Hamonic’s brief stay in Vancouver was encumbered by injury and vaccination issues that limited the 31-year-old to 24 games this season. The club was assured Hamonic would be vaccinated before the regular season. He wasn’t. When he finally showed up at the end of October, Hamonic was initially unable to cross the border due to his late vaccination. Hamonic didn’t play minor-league games as expected, and took longer than initially anticipated to return from a December injury.
Dermott, by contrast, can’t wait to play for the Canucks. He sounded ecstatic Sunday to get another opportunity after his development stalled in Toronto, where he was once viewed as significant piece of the Leafs’ future.

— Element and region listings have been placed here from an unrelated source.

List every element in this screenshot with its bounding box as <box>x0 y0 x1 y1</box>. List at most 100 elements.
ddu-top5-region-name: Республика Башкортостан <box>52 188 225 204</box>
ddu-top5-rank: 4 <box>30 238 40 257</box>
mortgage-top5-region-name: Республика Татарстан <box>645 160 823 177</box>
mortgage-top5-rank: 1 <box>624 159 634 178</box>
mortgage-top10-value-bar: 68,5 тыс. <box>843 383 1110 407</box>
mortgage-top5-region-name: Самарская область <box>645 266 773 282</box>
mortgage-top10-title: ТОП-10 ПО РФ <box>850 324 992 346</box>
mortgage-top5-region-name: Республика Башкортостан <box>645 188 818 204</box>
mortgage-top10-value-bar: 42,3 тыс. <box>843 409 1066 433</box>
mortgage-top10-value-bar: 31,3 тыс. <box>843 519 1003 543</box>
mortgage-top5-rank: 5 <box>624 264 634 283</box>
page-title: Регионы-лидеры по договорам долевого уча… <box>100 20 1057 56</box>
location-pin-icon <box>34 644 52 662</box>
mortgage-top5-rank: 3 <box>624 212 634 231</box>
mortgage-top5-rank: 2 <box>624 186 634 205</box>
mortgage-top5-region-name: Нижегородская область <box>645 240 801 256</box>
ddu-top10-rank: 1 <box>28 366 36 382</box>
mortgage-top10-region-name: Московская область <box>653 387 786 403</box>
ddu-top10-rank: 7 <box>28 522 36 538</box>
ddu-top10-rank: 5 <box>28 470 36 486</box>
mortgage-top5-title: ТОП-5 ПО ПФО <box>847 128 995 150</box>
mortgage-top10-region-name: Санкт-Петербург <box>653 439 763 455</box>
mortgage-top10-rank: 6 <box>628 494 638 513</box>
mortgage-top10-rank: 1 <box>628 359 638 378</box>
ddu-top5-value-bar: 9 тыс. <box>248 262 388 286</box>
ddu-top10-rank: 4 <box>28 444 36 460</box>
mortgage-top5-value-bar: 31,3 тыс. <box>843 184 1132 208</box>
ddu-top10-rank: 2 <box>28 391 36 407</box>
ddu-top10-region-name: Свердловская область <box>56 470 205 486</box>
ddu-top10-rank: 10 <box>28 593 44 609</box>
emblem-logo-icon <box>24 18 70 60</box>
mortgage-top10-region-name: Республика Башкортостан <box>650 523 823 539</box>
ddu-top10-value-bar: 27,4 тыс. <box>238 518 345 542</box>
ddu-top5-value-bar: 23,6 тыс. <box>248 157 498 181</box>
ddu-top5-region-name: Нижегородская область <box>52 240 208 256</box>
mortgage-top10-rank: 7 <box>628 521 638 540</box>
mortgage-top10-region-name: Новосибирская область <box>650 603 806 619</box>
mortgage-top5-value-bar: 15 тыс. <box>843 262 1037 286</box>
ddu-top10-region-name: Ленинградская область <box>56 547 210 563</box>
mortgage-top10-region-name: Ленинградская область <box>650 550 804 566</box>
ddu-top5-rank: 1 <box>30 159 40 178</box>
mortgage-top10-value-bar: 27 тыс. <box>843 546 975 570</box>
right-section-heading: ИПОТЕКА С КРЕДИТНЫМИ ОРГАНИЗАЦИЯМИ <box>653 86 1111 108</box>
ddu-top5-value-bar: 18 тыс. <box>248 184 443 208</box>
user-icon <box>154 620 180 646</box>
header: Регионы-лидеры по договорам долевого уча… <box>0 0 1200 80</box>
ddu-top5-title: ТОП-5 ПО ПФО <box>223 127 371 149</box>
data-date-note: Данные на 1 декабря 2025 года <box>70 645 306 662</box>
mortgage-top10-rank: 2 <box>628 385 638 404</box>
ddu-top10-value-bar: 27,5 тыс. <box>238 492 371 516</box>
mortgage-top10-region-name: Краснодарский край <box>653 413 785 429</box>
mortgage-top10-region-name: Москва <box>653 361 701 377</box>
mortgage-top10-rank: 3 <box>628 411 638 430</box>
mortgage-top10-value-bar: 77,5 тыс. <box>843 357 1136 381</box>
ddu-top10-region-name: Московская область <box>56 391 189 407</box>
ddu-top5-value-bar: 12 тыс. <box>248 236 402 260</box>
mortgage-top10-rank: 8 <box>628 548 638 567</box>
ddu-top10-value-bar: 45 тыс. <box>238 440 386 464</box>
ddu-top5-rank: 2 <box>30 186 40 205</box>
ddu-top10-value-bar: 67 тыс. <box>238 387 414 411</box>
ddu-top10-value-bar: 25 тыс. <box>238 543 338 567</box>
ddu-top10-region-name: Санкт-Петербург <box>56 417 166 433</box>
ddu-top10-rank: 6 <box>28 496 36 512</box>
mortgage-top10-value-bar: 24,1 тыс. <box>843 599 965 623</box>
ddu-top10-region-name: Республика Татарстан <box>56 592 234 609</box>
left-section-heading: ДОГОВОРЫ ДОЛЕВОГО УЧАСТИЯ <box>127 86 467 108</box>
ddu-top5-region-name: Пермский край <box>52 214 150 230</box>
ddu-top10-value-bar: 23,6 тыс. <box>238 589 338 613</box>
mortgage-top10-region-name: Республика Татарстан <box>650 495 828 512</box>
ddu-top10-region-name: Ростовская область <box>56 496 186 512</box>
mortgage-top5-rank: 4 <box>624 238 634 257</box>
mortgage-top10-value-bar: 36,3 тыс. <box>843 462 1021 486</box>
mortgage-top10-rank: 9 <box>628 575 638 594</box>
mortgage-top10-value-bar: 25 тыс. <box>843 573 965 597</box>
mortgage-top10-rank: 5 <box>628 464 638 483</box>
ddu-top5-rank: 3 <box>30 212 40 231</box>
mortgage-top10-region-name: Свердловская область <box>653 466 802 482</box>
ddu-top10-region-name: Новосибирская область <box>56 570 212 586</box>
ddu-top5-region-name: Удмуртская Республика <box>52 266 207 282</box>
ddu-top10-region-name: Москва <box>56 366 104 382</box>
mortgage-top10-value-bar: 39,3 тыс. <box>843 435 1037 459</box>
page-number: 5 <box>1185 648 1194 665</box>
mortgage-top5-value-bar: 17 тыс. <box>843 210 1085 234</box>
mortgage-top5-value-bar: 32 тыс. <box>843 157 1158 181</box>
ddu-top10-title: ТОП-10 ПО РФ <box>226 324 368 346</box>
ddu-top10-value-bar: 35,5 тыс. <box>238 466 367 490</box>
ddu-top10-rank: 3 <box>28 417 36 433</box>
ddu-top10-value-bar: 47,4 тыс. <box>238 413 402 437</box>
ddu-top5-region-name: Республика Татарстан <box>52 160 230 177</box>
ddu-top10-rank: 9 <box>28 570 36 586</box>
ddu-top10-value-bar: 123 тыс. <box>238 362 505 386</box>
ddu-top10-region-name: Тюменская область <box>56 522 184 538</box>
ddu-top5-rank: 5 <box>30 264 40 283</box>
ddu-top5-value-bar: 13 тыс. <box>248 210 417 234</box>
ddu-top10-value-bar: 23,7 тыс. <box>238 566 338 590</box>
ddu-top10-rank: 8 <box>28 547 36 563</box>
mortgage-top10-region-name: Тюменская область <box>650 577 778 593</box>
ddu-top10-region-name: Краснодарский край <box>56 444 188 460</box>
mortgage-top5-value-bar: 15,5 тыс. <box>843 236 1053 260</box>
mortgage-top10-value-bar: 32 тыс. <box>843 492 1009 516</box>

“Things happened in Toronto (in) a way that maybe I wasn't planning for it to happen,” he said. “But I think a new start for me right now is perfect. I'm super happy to be staying in Canada, that's for sure. And I also have some family out in B.C., so it seems like a perfect time and perfect place for me to be to get a little reset here.”
Dermott is six years younger than Hamonic and, with a salary of $1.5 million through next season, half as expensive. The salary-cap advantage alone of shedding Hamonic’s $3-million hit would have been worth a draft pick. But instead of paying one for some cap relief, Allvin is receiving a third from Senators GM Pierre Dorion.
Big picture, this was a Travis upgrade for the Canucks.
Little picture, Dermott is probably powerless to stop the Canucks’ sudden slide.
The team looks spent -- as tired mentally as physically after sprinting for three months to catch up in the playoff race and treating each game like a must-win.
Sunday against Buffalo, as in their homestand, the Canucks needed sharper focus and intensity.
Repeatedly implored by Boudreau to be better at the start, Vancouver instead trailed 1-0 1:50 after the opening faceoff when Casey Mittelstadt was given an unguarded runway to use on a breakaway after a neutral-zone turnover and bad line change.
The Canucks managed to come back twice against the chronically weak Sabres on goals by J.T. Miller and Bo Horvat, but still lost in OT when Rasmus Dahlin cut past Horvat and shot from the slot under goalie Thatcher Demko at the 48-second mark -- before the Canucks even touched the puck three-on-three.
The team now trudges back to the road for what could be a four-game funeral procession that starts Wednesday against the Colorado Avalanche, whose 7-1 win against the Canucks in Denver on Nov. 11 started the final chapter of the Benning era.
“We know it's a gauntlet of games, the next seven,” Boudreau said. “We know for sure that by the end of that, we'll know whether we've got a chance or we don't have a chance. You either embrace the challenge, and say: 'Bring it on, let's do it.' Or you fear it. I choose to embrace it because if you do get through it and you have success on it, then you've played the best teams in the West already and nothing should scare you.”
The Canucks need help. And we don’t just mean on the road trip.